Chinese chip design firms view Malaysia as the ideal location because of its good relationship with China, affordable cost, experienced workforce and advanced equipment.

The US Viewpoint

On whether accepting orders for GPU assembly from Chinese firms might provoke U.S. disapproval, Chia says that the company is not concerned. any possibilities. He pointed out that most of Unisem’s customers in Malaysia are from the United States.

The U.S. Department of Commerce declined to comment on the matter.

Malaysia currently holds a 13% share in the global market for semiconductor packaging, assembly, and testing – a figure they hope to increase to 15% by 2030.

Expanding Chip Firms

Chinese chip firms like Xfusion, a former Huawei unit, and Shanghai-based StarFive have plans for expansion in Malaysia. German chipmaker Infineon and US-based Intel have also announced massive investments in Malaysia.

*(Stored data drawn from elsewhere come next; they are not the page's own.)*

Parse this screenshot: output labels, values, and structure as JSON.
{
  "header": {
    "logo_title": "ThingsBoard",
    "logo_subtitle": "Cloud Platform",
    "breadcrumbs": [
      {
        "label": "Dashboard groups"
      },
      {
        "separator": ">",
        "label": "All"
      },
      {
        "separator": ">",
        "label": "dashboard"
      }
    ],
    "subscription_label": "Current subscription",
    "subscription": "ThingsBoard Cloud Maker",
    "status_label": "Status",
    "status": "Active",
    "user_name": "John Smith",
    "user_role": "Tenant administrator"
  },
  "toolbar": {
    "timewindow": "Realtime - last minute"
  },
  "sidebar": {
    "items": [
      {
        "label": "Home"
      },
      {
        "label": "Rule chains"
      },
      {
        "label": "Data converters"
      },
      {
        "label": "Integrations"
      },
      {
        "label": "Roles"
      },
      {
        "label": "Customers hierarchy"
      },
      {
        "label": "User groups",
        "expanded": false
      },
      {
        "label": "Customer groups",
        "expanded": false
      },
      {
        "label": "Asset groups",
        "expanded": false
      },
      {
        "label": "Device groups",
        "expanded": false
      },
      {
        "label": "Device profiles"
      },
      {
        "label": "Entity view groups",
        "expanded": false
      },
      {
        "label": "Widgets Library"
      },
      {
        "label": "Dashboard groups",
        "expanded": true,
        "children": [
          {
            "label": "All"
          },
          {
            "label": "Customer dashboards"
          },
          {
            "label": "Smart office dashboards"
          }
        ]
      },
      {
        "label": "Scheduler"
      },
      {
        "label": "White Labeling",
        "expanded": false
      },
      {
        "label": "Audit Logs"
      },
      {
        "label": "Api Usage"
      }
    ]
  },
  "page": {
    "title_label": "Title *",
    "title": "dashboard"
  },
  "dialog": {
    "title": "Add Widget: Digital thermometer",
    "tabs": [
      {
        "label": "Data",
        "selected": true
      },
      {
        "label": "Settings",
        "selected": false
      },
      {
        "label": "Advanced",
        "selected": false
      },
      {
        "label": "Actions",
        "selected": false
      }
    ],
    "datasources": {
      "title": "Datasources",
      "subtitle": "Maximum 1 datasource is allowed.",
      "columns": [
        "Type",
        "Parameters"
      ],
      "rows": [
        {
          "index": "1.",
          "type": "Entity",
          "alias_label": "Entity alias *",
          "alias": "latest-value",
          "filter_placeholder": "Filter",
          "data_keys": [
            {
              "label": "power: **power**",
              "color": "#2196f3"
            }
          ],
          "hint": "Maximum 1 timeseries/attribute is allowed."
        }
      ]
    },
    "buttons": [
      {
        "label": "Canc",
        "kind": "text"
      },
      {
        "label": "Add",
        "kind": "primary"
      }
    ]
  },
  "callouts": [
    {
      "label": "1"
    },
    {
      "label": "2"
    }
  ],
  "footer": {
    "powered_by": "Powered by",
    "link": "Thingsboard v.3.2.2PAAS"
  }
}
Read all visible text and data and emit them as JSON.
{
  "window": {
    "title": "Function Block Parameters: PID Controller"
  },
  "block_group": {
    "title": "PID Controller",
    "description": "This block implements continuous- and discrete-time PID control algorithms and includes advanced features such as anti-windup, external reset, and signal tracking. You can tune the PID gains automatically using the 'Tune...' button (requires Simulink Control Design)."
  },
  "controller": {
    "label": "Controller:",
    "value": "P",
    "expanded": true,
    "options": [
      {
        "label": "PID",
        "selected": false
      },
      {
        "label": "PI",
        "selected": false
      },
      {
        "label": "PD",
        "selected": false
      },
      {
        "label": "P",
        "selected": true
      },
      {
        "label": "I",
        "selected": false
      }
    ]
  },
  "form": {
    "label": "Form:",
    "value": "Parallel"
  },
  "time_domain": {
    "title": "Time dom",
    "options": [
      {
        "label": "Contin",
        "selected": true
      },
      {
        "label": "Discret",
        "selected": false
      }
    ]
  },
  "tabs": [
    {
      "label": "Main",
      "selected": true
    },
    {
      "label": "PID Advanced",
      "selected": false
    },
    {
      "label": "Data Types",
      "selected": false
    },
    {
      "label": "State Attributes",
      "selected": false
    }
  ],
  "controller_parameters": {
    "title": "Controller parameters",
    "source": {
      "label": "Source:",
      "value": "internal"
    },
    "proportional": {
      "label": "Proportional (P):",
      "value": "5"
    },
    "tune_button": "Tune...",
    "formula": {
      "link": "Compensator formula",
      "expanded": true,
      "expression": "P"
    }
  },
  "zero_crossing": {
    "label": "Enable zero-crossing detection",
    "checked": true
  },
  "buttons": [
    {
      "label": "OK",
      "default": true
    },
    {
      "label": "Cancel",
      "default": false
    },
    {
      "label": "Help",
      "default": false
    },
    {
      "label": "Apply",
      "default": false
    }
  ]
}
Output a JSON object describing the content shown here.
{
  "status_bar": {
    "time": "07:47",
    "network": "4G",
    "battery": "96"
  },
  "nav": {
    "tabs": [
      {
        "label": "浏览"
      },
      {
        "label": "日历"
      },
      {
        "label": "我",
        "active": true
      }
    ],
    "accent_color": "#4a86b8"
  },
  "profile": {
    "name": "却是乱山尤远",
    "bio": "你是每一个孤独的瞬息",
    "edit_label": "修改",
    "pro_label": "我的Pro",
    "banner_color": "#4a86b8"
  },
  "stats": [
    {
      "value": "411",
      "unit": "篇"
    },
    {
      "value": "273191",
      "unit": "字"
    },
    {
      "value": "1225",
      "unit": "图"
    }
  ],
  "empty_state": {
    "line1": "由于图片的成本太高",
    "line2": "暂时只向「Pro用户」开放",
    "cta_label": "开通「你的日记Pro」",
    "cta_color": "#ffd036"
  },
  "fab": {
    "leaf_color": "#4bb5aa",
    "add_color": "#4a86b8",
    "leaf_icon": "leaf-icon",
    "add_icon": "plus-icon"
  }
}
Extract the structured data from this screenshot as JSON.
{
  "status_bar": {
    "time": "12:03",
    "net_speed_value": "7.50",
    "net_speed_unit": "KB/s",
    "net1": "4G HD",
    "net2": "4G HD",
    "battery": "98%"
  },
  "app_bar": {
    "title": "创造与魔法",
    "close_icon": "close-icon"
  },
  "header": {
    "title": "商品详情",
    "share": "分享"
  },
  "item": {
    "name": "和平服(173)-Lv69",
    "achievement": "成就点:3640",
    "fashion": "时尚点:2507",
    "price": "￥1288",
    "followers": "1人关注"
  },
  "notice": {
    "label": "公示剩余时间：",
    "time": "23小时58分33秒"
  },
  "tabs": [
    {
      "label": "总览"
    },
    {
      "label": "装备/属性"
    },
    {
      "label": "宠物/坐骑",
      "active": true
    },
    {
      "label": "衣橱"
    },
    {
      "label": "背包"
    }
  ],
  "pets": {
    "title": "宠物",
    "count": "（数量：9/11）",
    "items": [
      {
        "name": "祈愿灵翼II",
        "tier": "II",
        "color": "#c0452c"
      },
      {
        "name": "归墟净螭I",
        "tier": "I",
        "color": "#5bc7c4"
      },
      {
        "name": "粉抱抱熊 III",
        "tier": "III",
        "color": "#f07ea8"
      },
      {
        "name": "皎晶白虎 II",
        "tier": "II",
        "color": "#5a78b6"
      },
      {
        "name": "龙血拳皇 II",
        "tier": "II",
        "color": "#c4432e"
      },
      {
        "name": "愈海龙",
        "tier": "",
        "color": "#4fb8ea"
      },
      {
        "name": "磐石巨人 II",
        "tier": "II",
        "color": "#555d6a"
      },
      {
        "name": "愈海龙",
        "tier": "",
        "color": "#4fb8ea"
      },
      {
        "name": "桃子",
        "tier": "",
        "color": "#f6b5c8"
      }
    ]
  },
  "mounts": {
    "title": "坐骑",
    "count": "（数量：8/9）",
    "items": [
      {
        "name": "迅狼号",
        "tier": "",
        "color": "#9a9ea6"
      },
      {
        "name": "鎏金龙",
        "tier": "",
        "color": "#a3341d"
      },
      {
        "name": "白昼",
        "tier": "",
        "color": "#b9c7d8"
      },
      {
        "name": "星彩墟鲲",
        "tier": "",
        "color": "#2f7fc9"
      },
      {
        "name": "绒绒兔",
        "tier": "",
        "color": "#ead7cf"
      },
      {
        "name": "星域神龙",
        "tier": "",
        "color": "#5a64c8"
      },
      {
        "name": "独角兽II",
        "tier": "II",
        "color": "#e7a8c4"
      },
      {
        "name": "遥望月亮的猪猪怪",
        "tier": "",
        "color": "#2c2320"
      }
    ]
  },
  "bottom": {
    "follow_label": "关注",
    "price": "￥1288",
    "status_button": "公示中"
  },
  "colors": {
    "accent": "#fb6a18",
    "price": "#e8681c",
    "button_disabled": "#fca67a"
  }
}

Endeavors are not limited to Malaysia. In 2021, JCET group, the third-largest chip assembly and testing company, acquired an advanced testing facility in Singapore. Other countries such as Vietnam and India are also working towards expanding their chip manufacturing services.

These developments in the semiconductor industry could potentially impact the forex trading market, especially currencies of the countries involved in the chip-manufacturing industry. With China diversifying its chip production outside its borders, assets related to the Chinese technology sector could experience fluctuations.